Instructions will travel over a commercial Internet connection from Seattle to Key Largo, Fla., and then via a special wireless connection from there to a buoy, then via cable underwater. Images of the simulated patient will travel back over the same network.
Raven was built over the past five years by Blake Hannaford and Jacob Rosen, UW professors of electrical engineering, and their colleagues in the UW Biorobotics Lab, in collaboration with the Department of Surgery. The FDA-approved da Vinci surgical robot, which is used at the UW and elsewhere, weighs nearly a half-ton. Raven weighs only 50 pounds.
Lightweight, mobile robots could travel to wounded soldiers on the battlefield to treat combat injuries. Robot surgeons also could be used in disaster areas so doctors worldwide could perform emergency procedures. The robots could even travel to remote areas in the developing world so local doctors could get help on difficult procedures. NASA will test the robot’s suitability for a mission to space, where it could perform emergency surgery without requiring a surgeon to be onboard.

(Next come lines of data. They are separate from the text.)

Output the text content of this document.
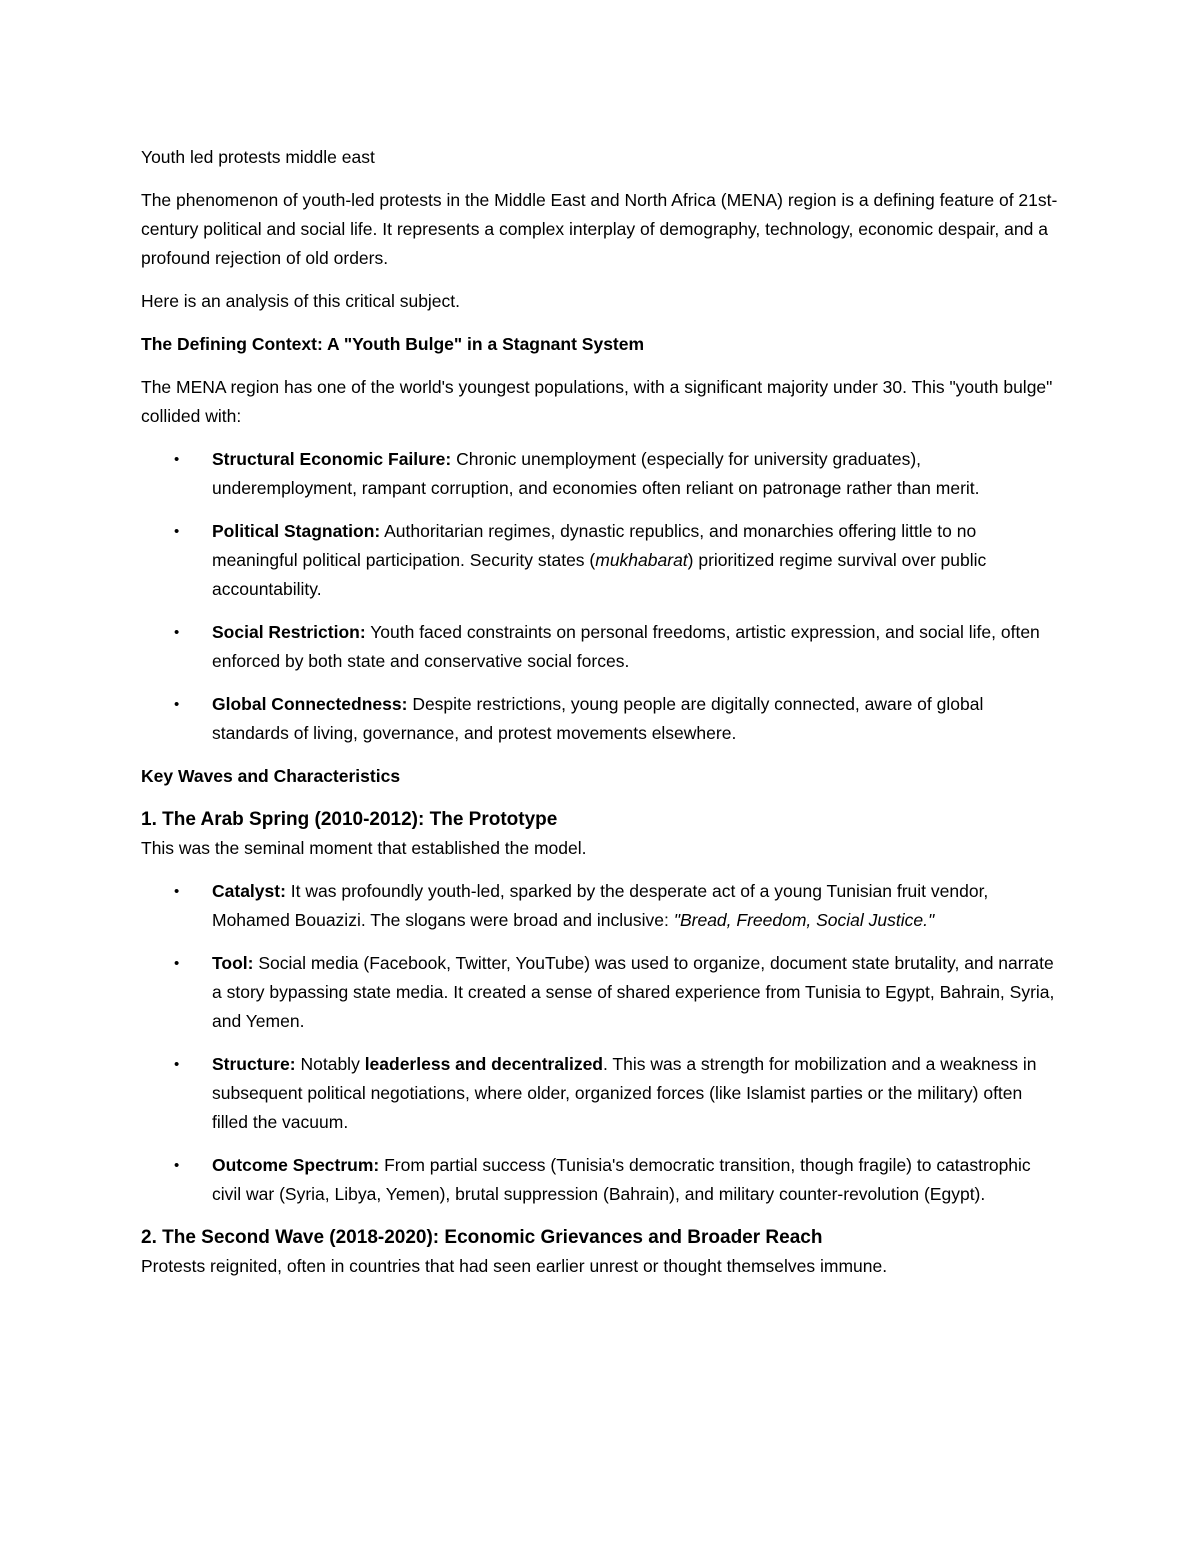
Youth led protests middle east

The phenomenon of youth-led protests in the Middle East and North Africa (MENA) region is a defining feature of 21st-century political and social life. It represents a complex interplay of demography, technology, economic despair, and a profound rejection of old orders.

Here is an analysis of this critical subject.

The Defining Context: A "Youth Bulge" in a Stagnant System

The MENA region has one of the world's youngest populations, with a significant majority under 30. This "youth bulge" collided with:

• Structural Economic Failure: Chronic unemployment (especially for university graduates), underemployment, rampant corruption, and economies often reliant on patronage rather than merit.
• Political Stagnation: Authoritarian regimes, dynastic republics, and monarchies offering little to no meaningful political participation. Security states (mukhabarat) prioritized regime survival over public accountability.
• Social Restriction: Youth faced constraints on personal freedoms, artistic expression, and social life, often enforced by both state and conservative social forces.
• Global Connectedness: Despite restrictions, young people are digitally connected, aware of global standards of living, governance, and protest movements elsewhere.

Key Waves and Characteristics

1. The Arab Spring (2010-2012): The Prototype

This was the seminal moment that established the model.

• Catalyst: It was profoundly youth-led, sparked by the desperate act of a young Tunisian fruit vendor, Mohamed Bouazizi. The slogans were broad and inclusive: "Bread, Freedom, Social Justice."
• Tool: Social media (Facebook, Twitter, YouTube) was used to organize, document state brutality, and narrate a story bypassing state media. It created a sense of shared experience from Tunisia to Egypt, Bahrain, Syria, and Yemen.
• Structure: Notably leaderless and decentralized. This was a strength for mobilization and a weakness in subsequent political negotiations, where older, organized forces (like Islamist parties or the military) often filled the vacuum.
• Outcome Spectrum: From partial success (Tunisia's democratic transition, though fragile) to catastrophic civil war (Syria, Libya, Yemen), brutal suppression (Bahrain), and military counter-revolution (Egypt).

2. The Second Wave (2018-2020): Economic Grievances and Broader Reach

Protests reignited, often in countries that had seen earlier unrest or thought themselves immune.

Raven went on its first road trip last summer to California’s Simi Valley. Researchers installed the open-air operating table in gusting winds and temperatures nearing 100 degrees F (40 C), and hooked the equipment up to gasoline-powered generators. Surgeons completed the first field test communicating with the patient site using an unmanned aircraft equipped with a wireless transmitter.
The NASA mission poses new challenges. Researchers shrank the computers and power supplies so they can be carried in dive bags by technical scuba divers and fit into the limited space. Most importantly, the engineers wrote an instructional manual so crew members could reassemble the robot and troubleshoot any problems.
“When you build a technology as a lab prototype, it takes someone with a Ph.D. six weeks to put it together,” Hannaford said. “If you build something for the field, it’s got to be repairable, modular and robust.”
Once everything is installed the crew will be alone with the robot. Crew members can communicate by phone with the ground team but they will have to operate the robot and fix any problems on their own. The four-person crew includes research collaborator and surgeon Dr. Tim Broderick of the University of Cincinnati, who will observe the robot’s movements and determine its suitability for space travel. Two NASA astronauts and a NASA flight surgeon complete the crew.
Also traveling to the research pod is M7, a surgical robot developed by SRI International in Menlo Park, Calif. These two robots are the only existing prototypes for a mobile surgical robot, Hannaford said. Currently both robots are research projects and are not yet approved by the Food and Drug Administration for use on humans.
The UW’s research is funded by grants from the U.S. Army’s Telemedicine and Advanced Technology Research Center, the Defense Advanced Research Projects Agency and the Department of Defense’s Peer Reviewed Medical Research Program.